Bird’s Eye: The shadow emotions, the ones we don’t show, don’t talk about, often don’t admit to ourselves, are the ones which may have the most to teach us. Starting with a marvellous TED talk, we shed some light on three shadows. Take a look… and they’ll grow less scary.
* Brené Brown: Listening to shame Video on TED.com (Thanks Erin!)
Shame is an unspoken epidemic, the secret behind many forms of broken behavior. Brené Brown, whose earlier talk on vulnerability became a viral hit, explores what can happen when people confront their shame head-on. Her own humor, humanity and vulnerability shine through every word.
Brené Brown studies vulnerability, courage, authenticity, and shame.
* Humiliation by Wayne Koestenbaum review, The Guardian
Humiliation is always a reminder of our embodied being – it involves flesh and fluids and unwanted (or shamefully desired) intrusions. Koestenbaum recalls many instances of his own body’s abject eruption, from childhood accidents such as sneezing on his hand at school to deadpan anecdotes from his erotic life: “Sitting beside a playwright, I began ejaculating, and at just that instant an urban planner walked into the room.” This last (delightfully context-free) anecdote points to the book’s first key insight: humiliation requires, or at least imagines, a trio.

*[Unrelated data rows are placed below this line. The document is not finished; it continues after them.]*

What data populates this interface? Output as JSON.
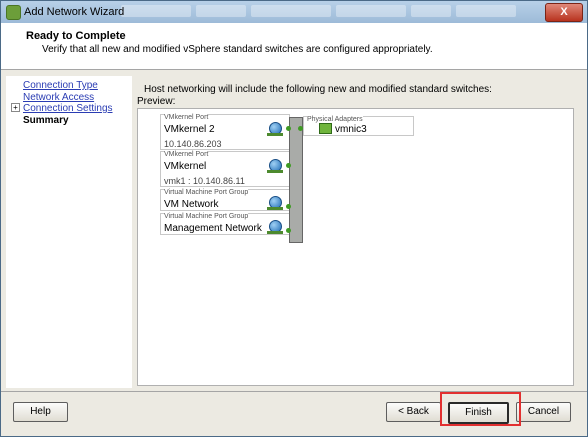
{
  "window": {
    "title": "Add Network Wizard",
    "close_glyph": "X"
  },
  "header": {
    "title": "Ready to Complete",
    "subtitle": "Verify that all new and modified vSphere standard switches are configured appropriately."
  },
  "nav": {
    "items": [
      {
        "label": "Connection Type"
      },
      {
        "label": "Network Access"
      },
      {
        "label": "Connection Settings"
      },
      {
        "label": "Summary"
      }
    ],
    "expander_glyph": "+"
  },
  "main": {
    "intro": "Host networking will include the following new and modified standard switches:",
    "preview_label": "Preview:",
    "port_groups": [
      {
        "type": "VMkernel Port",
        "name": "VMkernel 2",
        "ip": "10.140.86.203"
      },
      {
        "type": "VMkernel Port",
        "name": "VMkernel",
        "ip": "vmk1 : 10.140.86.11"
      },
      {
        "type": "Virtual Machine Port Group",
        "name": "VM Network"
      },
      {
        "type": "Virtual Machine Port Group",
        "name": "Management Network"
      }
    ],
    "physical_adapters": {
      "label": "Physical Adapters",
      "name": "vmnic3"
    }
  },
  "footer": {
    "help": "Help",
    "back": "< Back",
    "finish": "Finish",
    "cancel": "Cancel"
  }
}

While one may burn with shame alone, or suffer embarrassment in the presence of one other, humiliation’s “infernal waltz” is danced by victim, protagonist and witness: “The scene’s horror – its energy, its electricity – invokes the presence of three.”
With fame, of course, the triad structure remains but the witnesses multiply, and some of Humiliation is devoted to persons whose celebrity is or was largely a matter of having their bodies exposed, or speculated on in more than one sense.
* Disgust’s Evolutionary Role Is Irresistible to Researchers New York Times
Disgust is the Cinderella of emotions. While fear, sadness and anger, its nasty, flashy sisters, have drawn the rapt attention of psychologists, poor disgust has been hidden away in a corner, left to muck around in the ashes.
No longer. Disgust is having its moment in the light as researchers find that it does more than cause that sick feeling in the stomach. It protects human beings from disease and parasites, and affects almost every aspect of human relations, from romance to politics.
Disgust was not completely ignored in the past. Charles Darwin tackled the subject in “The Expression of the Emotions in Man and Animals.” He described the face of disgust, documented by Guillaume-Benjamin Duchenne in his classic study of facial expressions in 1862, as if one were expelling some horrible-tasting substance from the mouth.
“I never saw disgust more plainly expressed,” Darwin wrote, “than on the face of one of my infants at five months, when, for the first time, some cold water, and again a month afterwards, when a piece of ripe cherry was put into his mouth.”
His book did not contain an image of the infant, but fortunately YouTube has numerous videos of babies tasting lemons.